The words of John 11 recall Jesus' interaction with two grieving sisters whose brother, Lazarus, had passed away. They were struggling with their grief and its mixture with their faith. They were trying to wrap their hearts and minds around Lazarus' death, as well as Jesus' delayed arrival to see and heal him. They embraced a hope that Lazarus would rise again in the resurrection, yet they struggled with the pain and emotional turmoil of Lazarus being ripped from their lives in an untimely manner.
These sisters were not the only ones grieving. Lazarus' many friends were also there showing their support for the family, as well as processing their own grief. Some cried out a word of condemnation toward Jesus. If he had only arrived sooner, Lazarus could have been healed. They could all have been spared the heartache and pain of loss.
The sisters were at once happy Jesus had arrived and upset he had delayed. They were grateful for the support and hope he proffered, even while they wanted to blame him for not coming sooner and interfering with the processes of death that had claimed their brother's life.
Jesus understood their pain, suffering, conflict of emotions, and their desire to recriminate him amid a desperate relief over his arrival in their midst. Jesus' own emotions were in turmoil as he greeted them and began to make his way to the place where they had laid Lazarus' body in a tomb.
Jesus wept. The shortest verse in the Bible, its importance is too easily underestimated. Jesus manifested the very same emotions we experience in the face of death and loss. While Jesus was working to bring Lazarus back to life, he still grieved the death of his friend and companion. Simply knowing there is a better future awaiting does not cancel our grief.
Jesus wept for his own emotional turmoil. He wept over the pain and loss Mary and Martha were experiencing. He wept over the lack of understanding around him. He wept because the realities of grief are very real and important for us to process. Jesus wept, because he was human and experienced the full range of human emotions, including our forays into grief.
The sisters wanted to blame him, to blame God for allowing Lazarus to die. Others blamed Jesus for his late arrival, as well. It is a natural grief response for which Jesus did not recriminate them. He accepted it without comment. Then he went on with his purpose to bring Lazarus back to them. The Bible does not distinguish between things like a coma and death. The definitions it uses to determine death are not the ones we struggle with in an age of modern medicine. By whatever definition we might apply, Lazarus was as good as dead, sealed in a tomb with a large stone.

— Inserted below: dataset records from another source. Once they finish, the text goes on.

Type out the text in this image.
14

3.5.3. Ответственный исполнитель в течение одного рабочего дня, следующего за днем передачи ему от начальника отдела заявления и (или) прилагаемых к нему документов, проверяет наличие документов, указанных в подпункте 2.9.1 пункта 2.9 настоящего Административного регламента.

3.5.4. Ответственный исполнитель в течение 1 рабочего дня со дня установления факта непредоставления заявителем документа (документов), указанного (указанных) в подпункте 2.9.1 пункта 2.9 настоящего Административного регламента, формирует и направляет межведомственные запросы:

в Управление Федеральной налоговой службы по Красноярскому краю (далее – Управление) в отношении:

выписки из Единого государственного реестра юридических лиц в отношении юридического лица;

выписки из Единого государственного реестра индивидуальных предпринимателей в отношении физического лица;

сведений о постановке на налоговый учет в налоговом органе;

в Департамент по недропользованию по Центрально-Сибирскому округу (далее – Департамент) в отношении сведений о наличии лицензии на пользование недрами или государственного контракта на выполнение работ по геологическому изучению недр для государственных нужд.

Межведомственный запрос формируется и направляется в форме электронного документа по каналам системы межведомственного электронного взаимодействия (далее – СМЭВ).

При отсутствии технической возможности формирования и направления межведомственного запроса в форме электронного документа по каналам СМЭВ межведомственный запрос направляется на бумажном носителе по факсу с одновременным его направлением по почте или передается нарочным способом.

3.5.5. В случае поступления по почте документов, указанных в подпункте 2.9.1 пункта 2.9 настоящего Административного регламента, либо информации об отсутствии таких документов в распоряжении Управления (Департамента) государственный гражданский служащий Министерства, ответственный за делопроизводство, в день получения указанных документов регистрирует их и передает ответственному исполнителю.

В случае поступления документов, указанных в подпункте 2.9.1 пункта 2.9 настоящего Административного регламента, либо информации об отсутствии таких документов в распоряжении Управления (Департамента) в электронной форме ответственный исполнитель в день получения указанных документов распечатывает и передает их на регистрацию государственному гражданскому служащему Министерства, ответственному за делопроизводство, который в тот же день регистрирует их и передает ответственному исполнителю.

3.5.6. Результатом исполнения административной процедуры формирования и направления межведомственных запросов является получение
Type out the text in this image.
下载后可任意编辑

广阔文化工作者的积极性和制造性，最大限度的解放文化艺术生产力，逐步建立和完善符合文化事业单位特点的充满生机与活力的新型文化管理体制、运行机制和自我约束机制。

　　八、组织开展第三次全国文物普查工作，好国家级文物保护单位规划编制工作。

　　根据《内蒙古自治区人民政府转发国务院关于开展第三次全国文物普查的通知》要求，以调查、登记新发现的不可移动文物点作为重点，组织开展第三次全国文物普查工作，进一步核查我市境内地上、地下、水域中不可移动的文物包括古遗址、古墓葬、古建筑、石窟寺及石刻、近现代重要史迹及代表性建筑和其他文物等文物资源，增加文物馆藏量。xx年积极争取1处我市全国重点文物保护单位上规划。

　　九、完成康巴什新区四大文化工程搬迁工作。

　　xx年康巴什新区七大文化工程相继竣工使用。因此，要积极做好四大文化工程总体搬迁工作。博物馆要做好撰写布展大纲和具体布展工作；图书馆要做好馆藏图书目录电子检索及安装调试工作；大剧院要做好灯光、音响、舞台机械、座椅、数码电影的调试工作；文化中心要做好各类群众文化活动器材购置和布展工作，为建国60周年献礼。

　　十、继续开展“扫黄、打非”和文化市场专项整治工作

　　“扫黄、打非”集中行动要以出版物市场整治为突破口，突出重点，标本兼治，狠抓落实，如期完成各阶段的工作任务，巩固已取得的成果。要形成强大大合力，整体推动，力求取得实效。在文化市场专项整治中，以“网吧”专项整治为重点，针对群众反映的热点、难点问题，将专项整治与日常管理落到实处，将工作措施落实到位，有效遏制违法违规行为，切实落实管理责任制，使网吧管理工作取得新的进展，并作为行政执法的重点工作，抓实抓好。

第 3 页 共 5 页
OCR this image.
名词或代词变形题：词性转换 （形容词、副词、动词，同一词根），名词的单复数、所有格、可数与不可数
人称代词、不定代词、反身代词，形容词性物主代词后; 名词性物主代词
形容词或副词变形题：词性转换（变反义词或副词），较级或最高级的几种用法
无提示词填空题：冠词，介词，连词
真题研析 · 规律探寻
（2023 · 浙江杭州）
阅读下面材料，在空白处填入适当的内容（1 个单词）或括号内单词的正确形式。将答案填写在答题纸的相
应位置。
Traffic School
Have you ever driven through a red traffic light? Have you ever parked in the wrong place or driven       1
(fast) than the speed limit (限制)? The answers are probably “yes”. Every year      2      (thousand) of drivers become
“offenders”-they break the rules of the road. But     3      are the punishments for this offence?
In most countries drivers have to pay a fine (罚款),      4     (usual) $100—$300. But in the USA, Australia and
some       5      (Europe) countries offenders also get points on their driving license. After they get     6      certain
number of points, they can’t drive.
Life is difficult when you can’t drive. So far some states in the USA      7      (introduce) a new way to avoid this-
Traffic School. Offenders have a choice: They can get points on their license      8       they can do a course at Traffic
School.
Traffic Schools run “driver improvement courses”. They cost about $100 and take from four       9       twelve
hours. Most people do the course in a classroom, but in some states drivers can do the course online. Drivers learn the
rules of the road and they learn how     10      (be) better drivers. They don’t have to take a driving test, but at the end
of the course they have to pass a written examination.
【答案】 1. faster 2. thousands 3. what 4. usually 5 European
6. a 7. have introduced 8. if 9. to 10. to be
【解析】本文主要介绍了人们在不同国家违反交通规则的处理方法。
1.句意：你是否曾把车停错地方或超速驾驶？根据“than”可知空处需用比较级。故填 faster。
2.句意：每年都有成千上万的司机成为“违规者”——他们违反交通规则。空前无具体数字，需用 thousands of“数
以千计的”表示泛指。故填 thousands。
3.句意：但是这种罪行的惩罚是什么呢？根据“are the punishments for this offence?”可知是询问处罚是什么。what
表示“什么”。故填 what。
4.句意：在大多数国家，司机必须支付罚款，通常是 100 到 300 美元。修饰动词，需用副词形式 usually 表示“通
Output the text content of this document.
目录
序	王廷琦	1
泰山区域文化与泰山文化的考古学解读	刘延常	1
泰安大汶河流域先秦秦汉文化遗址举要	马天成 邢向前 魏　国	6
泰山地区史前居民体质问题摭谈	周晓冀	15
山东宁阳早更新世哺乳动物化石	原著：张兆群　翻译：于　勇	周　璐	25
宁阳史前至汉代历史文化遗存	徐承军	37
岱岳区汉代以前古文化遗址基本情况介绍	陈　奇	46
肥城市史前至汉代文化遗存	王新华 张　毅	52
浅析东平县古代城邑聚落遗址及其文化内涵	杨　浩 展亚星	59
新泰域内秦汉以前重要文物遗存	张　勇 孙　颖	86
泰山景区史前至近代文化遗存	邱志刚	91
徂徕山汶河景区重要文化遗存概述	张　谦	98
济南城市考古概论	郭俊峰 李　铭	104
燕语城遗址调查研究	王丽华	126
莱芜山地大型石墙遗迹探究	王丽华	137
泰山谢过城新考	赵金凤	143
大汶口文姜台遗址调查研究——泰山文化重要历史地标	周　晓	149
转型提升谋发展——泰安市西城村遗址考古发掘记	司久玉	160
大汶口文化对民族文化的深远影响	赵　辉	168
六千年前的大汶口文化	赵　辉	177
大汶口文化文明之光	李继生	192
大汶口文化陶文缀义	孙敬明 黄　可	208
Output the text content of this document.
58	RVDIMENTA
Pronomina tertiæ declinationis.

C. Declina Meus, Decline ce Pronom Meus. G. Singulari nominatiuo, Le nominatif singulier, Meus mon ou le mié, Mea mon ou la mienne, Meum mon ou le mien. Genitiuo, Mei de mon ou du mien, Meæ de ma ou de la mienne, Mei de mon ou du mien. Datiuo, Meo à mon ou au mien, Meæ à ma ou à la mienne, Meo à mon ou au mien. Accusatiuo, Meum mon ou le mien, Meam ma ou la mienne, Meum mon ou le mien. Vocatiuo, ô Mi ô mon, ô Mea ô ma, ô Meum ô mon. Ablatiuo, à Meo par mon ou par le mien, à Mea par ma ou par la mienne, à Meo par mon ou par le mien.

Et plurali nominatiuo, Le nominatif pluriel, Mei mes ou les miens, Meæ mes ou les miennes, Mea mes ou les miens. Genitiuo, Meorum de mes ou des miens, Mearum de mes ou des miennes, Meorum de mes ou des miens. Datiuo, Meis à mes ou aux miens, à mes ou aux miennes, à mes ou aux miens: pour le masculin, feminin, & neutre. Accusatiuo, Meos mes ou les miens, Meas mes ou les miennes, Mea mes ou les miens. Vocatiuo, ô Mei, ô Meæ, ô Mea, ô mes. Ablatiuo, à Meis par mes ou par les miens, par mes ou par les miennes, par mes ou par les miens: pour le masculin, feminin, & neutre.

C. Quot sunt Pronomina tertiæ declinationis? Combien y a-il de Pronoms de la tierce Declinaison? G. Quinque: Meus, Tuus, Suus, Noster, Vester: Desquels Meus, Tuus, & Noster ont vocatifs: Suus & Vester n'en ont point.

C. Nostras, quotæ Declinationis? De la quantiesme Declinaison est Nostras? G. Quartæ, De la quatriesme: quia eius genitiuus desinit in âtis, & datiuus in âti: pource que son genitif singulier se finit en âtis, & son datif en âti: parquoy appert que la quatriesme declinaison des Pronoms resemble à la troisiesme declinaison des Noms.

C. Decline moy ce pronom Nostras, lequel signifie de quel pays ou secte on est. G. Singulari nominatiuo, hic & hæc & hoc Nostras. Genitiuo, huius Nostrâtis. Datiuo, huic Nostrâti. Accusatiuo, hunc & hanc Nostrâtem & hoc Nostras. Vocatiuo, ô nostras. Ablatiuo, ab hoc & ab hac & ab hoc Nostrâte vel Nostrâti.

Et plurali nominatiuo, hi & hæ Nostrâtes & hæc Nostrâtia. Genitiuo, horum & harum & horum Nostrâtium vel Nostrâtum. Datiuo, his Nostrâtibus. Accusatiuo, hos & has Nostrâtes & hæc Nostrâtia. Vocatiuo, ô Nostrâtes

Jesus did not address issues of hope in eternity here. Instead, he addressed the sisters with hope for their present living and grieving. He called them to trust God even amid their experience of grief and pain. He walked with them in their grief, weeping alongside them on the way to their brother's tomb.

We also will need the comfort of Jesus' continued presence. Peggy will live on in memory and the stories we continue to tell here. She will live on in our lives while we await the transformation of resurrection. We can create no fresh memories with her, but we cherish those we have. So, until then, as Peggy was wont to say, “Be good. Be a lady (or gentleman). Be home early, because nothing good ever happens after midnight."